No.  This stops at the foo of the class.  Also, if we're talking about a 
new-style class, then the class is first checked for a 'foo' data 
descriptor, and if present, that is called without looking at the instance 
dictionary.  If 'foo' is in the class, but not a data descriptor, the 
instance dictionary is checked, with fall back to the non-data descriptor 
in the class.


>   getattr(cls, 'foo')
>    gets me the foo of the class
>    or if there is none, the foo of the metaclass,
>    or if there is none, the foo of the meta-metaclass,
>    or if there is none, a KeyError

Nope.  Stops at the foo of the metaclass.  And actually, it works the same 
as above...  the metaclass is checked for 'foo' first, if it has a data 
descriptor, that's used, otherwise fall back to the class dictionary and 
base class dictionaries in __mro__ order, then use a metaclass non-data 
descriptor, if present.


>   getattr(metacls, 'foo')
>    gets me the foo of the metaclass,
>    or if there is none, the foo of the meta-metaclass,
>    or if there is none, a KeyError
>
>   getattr(metacls, 'foo')
>    gets me the foo of the meta-metaclass,
>    or if there is none, a KeyError

Pretty much, only it's AttributeError.


>Maybe a change in the way getattr and metaclasses work could accompany a 
>proposal to get interfaces into Python?

Actually, Python works just fine.  It's just that trying to have a thing 
that looks the same no matter what meta-level you're at gets tricky.  At 
any *one* level, or even two, you can have some clarity.

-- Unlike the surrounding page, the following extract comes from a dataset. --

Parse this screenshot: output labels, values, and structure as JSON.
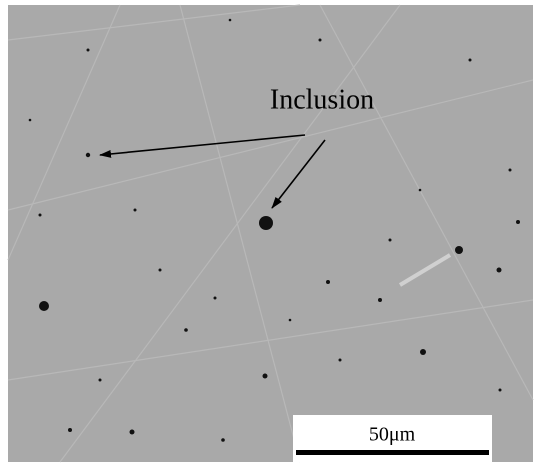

The tangling is at the level of "class attribute" (a value defined in a 
class) and "metaclass instance attribute" (defined in the metaclass to be 
an attribute of the class).  My experience has been that it's better to use 
the latter than the former, when expressing data about a class.  In other 
words, define a metaclass with a "data descriptor", rather than try to 
declare such information in the class.